Perdue rolled out the state's latest effort to target patients or physicians who are gaming the system.
The program will run Medicaid claims through a contractor's software program, crunching raw electronic billing and other data to identify suspicious trends among the nearly 2 million Medicaid patients and 60,000 Medicaid providers in the state. Medicaid investigations have historically relied on paper documents and workers had trouble analyzing such data, according to the Department of Health and Human Services.
Other anti-fraud efforts, some using another computer program, have shown some success.
The pressure to locate additional dollars in Medicaid insurance is growing as state revenues stagnate and the state's portion of the program is on track to cost $250 million more than budgeted this year. Medicaid is the federal-state government insurance program for low-income families and senior citizens, as well as people with disabilities.
"There are better ways to do it in 2010," Perdue said in a news conference held in a catherization lab at Rex Hospital in Raleigh real estate. "This system has the capacity to identify potential fraud, waste and abuse and we're doing it with the speed and efficiency that we never thought was possible before."
Perdue also wants to double the size of Attorney General Roy Cooper's anti-fraud unit, so it can prosecute more lawbreakers, and she wants tougher laws to discourage fraud among health care providers.
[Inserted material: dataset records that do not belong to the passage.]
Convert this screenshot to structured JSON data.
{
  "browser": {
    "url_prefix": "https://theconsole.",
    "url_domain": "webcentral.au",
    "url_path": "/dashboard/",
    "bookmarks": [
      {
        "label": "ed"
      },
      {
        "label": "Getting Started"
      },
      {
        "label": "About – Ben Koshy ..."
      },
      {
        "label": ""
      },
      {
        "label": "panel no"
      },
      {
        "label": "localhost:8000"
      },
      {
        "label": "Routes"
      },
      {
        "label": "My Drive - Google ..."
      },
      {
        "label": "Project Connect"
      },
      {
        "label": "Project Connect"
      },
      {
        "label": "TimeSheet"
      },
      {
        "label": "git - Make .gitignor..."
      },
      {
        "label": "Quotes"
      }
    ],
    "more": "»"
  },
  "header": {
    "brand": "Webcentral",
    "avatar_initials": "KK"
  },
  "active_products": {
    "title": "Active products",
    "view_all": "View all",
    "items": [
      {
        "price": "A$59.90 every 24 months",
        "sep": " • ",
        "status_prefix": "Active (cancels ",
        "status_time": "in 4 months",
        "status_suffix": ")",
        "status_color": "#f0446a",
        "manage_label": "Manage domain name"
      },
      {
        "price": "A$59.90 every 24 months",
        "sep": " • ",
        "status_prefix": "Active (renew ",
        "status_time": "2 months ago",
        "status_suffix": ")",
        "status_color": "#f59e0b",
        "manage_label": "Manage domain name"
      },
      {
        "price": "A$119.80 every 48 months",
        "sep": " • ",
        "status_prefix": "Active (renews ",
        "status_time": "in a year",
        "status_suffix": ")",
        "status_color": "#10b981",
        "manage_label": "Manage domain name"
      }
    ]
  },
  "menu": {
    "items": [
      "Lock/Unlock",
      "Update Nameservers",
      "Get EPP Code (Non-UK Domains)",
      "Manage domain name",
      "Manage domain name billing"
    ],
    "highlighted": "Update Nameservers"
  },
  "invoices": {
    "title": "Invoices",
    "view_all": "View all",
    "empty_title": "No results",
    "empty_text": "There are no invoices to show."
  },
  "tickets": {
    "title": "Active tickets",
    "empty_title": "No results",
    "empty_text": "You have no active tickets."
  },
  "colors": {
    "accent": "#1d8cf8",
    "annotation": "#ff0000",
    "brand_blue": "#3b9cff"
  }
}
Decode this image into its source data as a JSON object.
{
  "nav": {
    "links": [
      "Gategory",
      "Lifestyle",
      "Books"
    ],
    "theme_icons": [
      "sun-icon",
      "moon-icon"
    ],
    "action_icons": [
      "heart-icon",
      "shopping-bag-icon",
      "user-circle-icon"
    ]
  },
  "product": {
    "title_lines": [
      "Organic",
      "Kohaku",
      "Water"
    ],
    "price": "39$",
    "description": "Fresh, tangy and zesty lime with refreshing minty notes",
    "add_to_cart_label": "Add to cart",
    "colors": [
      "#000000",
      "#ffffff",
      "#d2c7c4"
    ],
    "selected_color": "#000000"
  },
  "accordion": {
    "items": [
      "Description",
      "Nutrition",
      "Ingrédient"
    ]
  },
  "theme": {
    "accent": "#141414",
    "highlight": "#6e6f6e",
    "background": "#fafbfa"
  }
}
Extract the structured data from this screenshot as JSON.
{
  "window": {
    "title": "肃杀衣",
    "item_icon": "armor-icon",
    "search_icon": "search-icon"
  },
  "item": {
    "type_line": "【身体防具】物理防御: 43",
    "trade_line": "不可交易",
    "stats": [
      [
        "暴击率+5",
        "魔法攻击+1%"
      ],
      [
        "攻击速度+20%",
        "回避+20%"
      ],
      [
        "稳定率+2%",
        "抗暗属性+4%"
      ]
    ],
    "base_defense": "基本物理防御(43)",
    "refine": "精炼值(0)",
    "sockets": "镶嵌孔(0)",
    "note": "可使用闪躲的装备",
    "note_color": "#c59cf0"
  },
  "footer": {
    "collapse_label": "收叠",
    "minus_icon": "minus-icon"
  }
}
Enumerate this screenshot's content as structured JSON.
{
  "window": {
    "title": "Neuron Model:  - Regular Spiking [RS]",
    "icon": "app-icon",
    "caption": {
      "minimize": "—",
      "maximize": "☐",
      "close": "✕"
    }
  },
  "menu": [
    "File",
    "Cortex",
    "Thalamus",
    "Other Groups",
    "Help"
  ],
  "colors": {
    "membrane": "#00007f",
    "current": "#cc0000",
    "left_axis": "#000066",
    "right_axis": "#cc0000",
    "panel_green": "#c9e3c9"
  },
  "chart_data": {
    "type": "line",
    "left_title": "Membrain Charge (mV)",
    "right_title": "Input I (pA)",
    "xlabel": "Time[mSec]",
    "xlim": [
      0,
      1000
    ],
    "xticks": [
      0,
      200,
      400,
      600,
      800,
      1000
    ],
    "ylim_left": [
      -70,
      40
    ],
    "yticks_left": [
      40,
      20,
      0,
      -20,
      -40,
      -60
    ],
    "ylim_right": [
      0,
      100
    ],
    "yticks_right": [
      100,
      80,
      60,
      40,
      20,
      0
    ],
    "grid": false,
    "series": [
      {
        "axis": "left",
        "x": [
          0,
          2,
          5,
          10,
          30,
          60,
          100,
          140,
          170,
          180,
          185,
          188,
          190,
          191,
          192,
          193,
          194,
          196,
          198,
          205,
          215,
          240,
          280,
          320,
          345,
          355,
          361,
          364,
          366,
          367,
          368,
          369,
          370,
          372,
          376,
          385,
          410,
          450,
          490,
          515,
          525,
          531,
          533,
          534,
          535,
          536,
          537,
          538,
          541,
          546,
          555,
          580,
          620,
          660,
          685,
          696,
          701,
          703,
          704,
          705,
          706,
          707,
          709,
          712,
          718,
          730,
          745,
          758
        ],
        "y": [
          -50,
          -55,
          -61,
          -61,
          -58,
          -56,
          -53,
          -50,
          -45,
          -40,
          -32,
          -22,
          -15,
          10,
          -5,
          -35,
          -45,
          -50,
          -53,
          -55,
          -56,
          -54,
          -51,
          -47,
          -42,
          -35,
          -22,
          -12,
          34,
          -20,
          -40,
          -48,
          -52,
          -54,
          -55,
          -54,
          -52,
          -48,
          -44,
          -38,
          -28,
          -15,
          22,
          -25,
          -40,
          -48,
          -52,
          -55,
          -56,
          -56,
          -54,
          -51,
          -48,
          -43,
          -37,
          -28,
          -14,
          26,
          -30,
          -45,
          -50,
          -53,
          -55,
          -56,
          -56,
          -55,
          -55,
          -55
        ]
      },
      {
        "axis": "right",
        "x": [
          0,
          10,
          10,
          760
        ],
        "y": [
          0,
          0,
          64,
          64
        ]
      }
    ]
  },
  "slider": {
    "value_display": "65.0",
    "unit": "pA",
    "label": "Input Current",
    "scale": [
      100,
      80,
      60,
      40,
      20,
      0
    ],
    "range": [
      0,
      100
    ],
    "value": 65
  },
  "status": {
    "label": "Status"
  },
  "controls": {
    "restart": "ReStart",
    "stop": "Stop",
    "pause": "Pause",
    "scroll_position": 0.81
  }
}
The initial effort won't require a large state investment. The state didn't pay IBM Corp. for the software program, Health and Human Services Secretary Lanier Cansler said. Instead, the company will get an amount equal to 10 percent of the money that the department determines should be recouped because services were fraudulent or unnecessary, with IBM's total capped at $5.4 million annually.
"It's like fishing," Cansler said. "You fish to find the people who break the rules. We've been fishing with a cane pole. The governor's pushed us to get depth finders, where we can not only locate the school of fish we can also locate the big fish."
The anti-fraud initiative, which should be fully running by early summer, already has found some unusual cases that required further inspection.
Perdue said a program demonstration using 2007 Medicaid documents uncovered one provider that billed the system $45,000 in "miscellaneous" prosthetic limbs. It's also not unusual for some Medicaid patients to go from doctor to doctor to receive services so they can get access to controlled substances, the governor said.
The most extreme cases of potential fraud will be sent to a newly created Medicaid "SWAT" team that will investigate providers or consumers. Cooper's office also could be called in to pursue criminal charges.
"Medicaid fraud hurts our state's most vulnerable residents and robs taxpayers," Cooper said in Perdue's news release. Cooper's Medicaid fraud unit, comprising 19 investigators and State Bureau of Investigations agents, helped recover $52 million last year.
Perdue said she also wants lawmakers to toughen rules to stop kickbacks to health care providers who refer patients to certain Medicaid services and to end the solicitation of patients to obtain unnecessary services. The governor also announced a publicity effort to blow the whistle on potential Medicaid fraud or waste.